Senza far alto in alcun luogo e riposarsi, continuavano i vorarlberghesi nella vittoriosa impresa, avanzandosi a presti passi col loro centro per la strada maestra di Lautrach unitamente ad una compagnia del reggimento imperiale Lusignan, avente un cannone, e coll’ala destra verso Wohlfürth sino al ponte di Ach, al quale il nemico stava appiccando il fuoco per distruggerlo. Non dissimile destino ebbero i collegati anche in quest’ultimo certame. L’investirli, il batterli, il disordinarli e il metterli in ritirata verso Bregenz, fu l’opera di brevi istanti. Per un rinforzo di 400 virtemberghesi, dianzi arrivati in Bregenz, credevano essi di ristorare la cadente fortuna, e però con estremo sforzo affrontavano ivi novellamente l’avanzante colonna. Questa serravasi loro addosso con tanto irresistibile impeto, che una mezz’ora sola bastò a prostrare totalmente le mal fondate speranze, e dopo sette ore di reiterate fazioni andava il nemico a riposarsi in Lindau, sgombrando scompigliatamente la città di Bregenz e i suoi dintorni, di maniera che tutto il Vorarlberg per lo squisito valore di pochi suoi abitanti veniva per intiero liberato da un’armata superiore di forze, e provveduta di cavalleria e di artiglieria, e ciò con non grave perdita, la quale, per morti, feriti e prigionieri, fu molto più significante nella parte nemica.

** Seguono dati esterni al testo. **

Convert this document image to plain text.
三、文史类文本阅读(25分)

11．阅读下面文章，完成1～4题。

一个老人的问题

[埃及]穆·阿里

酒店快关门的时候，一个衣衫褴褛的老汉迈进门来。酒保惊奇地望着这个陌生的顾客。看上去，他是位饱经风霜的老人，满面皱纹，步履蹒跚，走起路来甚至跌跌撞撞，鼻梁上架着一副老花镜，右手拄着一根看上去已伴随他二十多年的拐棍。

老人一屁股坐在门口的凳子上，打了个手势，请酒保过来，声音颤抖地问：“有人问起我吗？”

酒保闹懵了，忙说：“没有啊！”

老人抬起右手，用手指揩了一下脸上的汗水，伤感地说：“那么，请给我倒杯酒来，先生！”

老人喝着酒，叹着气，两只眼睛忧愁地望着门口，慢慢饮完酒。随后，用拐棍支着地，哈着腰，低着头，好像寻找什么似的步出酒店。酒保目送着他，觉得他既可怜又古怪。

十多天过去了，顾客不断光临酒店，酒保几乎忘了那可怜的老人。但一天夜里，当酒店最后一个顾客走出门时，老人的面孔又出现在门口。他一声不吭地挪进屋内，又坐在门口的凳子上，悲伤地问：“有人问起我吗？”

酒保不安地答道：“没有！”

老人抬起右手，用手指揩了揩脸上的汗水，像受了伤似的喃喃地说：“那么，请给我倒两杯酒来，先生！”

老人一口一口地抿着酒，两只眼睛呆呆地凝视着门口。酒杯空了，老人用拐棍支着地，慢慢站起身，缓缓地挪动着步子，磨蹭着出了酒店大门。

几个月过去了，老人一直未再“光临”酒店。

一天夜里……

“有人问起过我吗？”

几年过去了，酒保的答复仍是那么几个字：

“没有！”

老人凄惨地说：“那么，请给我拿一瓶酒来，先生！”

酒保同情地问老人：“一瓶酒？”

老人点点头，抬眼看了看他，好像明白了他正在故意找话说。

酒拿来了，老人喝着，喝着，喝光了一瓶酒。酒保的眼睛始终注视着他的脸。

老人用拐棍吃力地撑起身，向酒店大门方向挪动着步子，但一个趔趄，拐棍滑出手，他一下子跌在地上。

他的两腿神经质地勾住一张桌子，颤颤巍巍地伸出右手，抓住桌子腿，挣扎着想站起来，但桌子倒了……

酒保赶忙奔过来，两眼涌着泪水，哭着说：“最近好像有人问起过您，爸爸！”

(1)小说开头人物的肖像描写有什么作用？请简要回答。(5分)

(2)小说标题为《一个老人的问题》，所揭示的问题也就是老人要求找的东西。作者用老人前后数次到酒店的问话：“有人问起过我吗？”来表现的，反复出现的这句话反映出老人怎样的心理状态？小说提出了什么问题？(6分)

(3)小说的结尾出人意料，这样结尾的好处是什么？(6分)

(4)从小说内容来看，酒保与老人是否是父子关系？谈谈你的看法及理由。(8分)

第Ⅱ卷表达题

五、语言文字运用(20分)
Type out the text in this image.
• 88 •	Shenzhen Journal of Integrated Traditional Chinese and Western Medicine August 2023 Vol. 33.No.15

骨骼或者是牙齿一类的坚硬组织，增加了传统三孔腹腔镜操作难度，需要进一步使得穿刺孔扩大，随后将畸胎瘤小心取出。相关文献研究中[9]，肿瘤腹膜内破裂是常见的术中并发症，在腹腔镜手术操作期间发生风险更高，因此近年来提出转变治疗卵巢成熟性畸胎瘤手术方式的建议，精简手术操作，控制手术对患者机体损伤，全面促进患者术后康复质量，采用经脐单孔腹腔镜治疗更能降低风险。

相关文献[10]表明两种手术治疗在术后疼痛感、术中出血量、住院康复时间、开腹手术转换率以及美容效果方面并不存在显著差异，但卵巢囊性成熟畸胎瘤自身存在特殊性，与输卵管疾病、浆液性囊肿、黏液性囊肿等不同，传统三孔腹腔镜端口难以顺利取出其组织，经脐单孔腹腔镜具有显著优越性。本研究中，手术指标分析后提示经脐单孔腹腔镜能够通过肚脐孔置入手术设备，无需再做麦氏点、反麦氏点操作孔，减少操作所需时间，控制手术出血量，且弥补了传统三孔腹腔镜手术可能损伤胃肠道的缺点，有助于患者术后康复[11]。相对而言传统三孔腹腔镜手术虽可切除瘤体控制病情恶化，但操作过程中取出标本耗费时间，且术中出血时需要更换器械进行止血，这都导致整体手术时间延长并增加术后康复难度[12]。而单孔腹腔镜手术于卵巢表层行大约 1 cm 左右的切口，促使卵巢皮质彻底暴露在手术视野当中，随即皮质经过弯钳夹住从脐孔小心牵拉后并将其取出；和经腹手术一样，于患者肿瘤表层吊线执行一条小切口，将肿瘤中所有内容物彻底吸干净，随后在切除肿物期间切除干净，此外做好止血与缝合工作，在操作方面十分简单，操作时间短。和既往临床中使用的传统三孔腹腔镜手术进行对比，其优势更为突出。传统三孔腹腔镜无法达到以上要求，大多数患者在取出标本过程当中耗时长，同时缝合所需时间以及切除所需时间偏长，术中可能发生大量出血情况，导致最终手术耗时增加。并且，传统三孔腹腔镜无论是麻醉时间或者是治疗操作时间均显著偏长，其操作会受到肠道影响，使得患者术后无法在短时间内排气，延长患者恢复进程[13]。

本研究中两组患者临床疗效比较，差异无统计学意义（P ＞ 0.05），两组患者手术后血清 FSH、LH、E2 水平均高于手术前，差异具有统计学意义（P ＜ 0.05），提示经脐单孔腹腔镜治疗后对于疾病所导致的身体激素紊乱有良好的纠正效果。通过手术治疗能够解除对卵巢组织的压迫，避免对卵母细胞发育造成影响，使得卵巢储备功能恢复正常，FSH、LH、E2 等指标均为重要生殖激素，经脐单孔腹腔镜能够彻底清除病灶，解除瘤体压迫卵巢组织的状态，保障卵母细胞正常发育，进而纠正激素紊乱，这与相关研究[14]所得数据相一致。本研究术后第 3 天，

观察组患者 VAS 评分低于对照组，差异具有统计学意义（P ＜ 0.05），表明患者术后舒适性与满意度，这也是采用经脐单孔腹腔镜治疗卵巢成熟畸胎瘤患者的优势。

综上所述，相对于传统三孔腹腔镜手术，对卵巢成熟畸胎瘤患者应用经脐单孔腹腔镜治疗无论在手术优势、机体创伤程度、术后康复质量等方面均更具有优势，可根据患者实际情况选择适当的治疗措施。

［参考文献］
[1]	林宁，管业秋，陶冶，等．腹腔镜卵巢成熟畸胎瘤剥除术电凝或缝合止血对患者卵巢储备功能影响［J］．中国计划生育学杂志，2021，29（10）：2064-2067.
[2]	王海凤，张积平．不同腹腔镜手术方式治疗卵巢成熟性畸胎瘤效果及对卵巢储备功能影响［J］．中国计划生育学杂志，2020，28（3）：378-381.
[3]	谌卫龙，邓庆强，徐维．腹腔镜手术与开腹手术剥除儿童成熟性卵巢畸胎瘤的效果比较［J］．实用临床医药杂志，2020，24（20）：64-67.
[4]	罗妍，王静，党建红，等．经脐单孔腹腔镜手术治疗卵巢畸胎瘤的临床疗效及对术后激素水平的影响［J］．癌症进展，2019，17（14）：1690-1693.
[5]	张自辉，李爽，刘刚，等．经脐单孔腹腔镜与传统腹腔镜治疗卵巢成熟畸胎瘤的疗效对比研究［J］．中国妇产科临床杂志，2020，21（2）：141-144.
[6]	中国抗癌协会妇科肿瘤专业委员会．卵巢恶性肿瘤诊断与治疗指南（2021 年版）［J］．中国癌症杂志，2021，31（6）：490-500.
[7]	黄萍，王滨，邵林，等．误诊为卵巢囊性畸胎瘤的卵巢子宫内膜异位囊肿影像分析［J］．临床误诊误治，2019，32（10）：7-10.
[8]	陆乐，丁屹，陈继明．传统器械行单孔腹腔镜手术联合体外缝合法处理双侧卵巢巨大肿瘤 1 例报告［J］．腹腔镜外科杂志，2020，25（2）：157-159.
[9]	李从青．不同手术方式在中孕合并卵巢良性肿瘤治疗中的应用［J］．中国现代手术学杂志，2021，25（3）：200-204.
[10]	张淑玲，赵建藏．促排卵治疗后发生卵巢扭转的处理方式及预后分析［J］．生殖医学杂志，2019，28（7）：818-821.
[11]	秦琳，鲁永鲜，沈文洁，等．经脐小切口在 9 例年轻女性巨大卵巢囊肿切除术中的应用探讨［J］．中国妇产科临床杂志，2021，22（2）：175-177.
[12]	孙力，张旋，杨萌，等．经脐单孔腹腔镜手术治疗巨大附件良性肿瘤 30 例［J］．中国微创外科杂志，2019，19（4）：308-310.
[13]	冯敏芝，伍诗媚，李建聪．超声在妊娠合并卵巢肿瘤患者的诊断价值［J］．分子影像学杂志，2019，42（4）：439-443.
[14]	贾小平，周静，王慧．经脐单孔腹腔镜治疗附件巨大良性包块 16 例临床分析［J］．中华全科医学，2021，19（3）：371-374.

Con questi fatti stava per uscire il mese di maggio. I tirolesi e i vorarlberghesi insanguinavano le valli ed i monti, arrischiavano le loro vite, si esponevano agli orribili strazj, agli aspri martirj, ed alle dolorose morti per difendere l’offesa patria, e liberarla dalla insoffribile presenza d’un irato nemico; ma le vicende dell’Austria si riducevano ad un partito viemmaggiormente disperato, ed atterravano ognor più, a giudizio dei savj, la lusingatrice loro speranza, fomentata da alcuni fanatici, che prendevano lucciole per lanterne. Già sino dal dì 13 le armi napoleoniche folgoreggiavano in Vienna, avventurosamente sottratta, per la statuita capitolazione, dal già cominciato bombardamento; già Napoleone, gran maestro nell’arte delle battaglie, avea con alta maraviglia superati i più possenti ostacoli, e passeggiava trionfante gl’imperiali appartamenti di Schönbrunn, dove gli si presentarono i viennesi deputati, che, oltre la salvezza della città, ottennero promessa che dessa sarebbe trattata cogli stessi riguardi dell’anno 1805. Un tanto infortunio accorava oltremodo l’Imperatore Francesco, veggendo specialmente la diletta sua capitale signoreggiata dal nemico; ma le speranze da lui riposte negli arciduchi Carlo e Giovanni suoi fratelli, e lo spirito delle armate di cui essi avevano il supremo generalato, non erano ciò non pertanto scemate. Curvati sotto tanti disastri, in preda a tante afflizioni, conservavano queglino in sì crudele frangente immota la mente, e ruminavano i disegni per poter fiaccare l’orgoglio del vincitore. La grossa e sanguinosa battaglia d’Essling, combattuta con avversa fortuna ai 21 e 22 di maggio, porge una luminosa prova dell’egregio valore, che nel petto degli austriaci guerrieri ancor s’annidava a fronte dei rovesci e delle gravissime perdite incontrate: contro la forza non basta il valore; e quella era di gran lunga superiore negli eserciti di Napoleone, che, oltre della gran massa dei francesi e degl’italiani, si componevano dei contingenti forniti dai Principi della renana confederazione.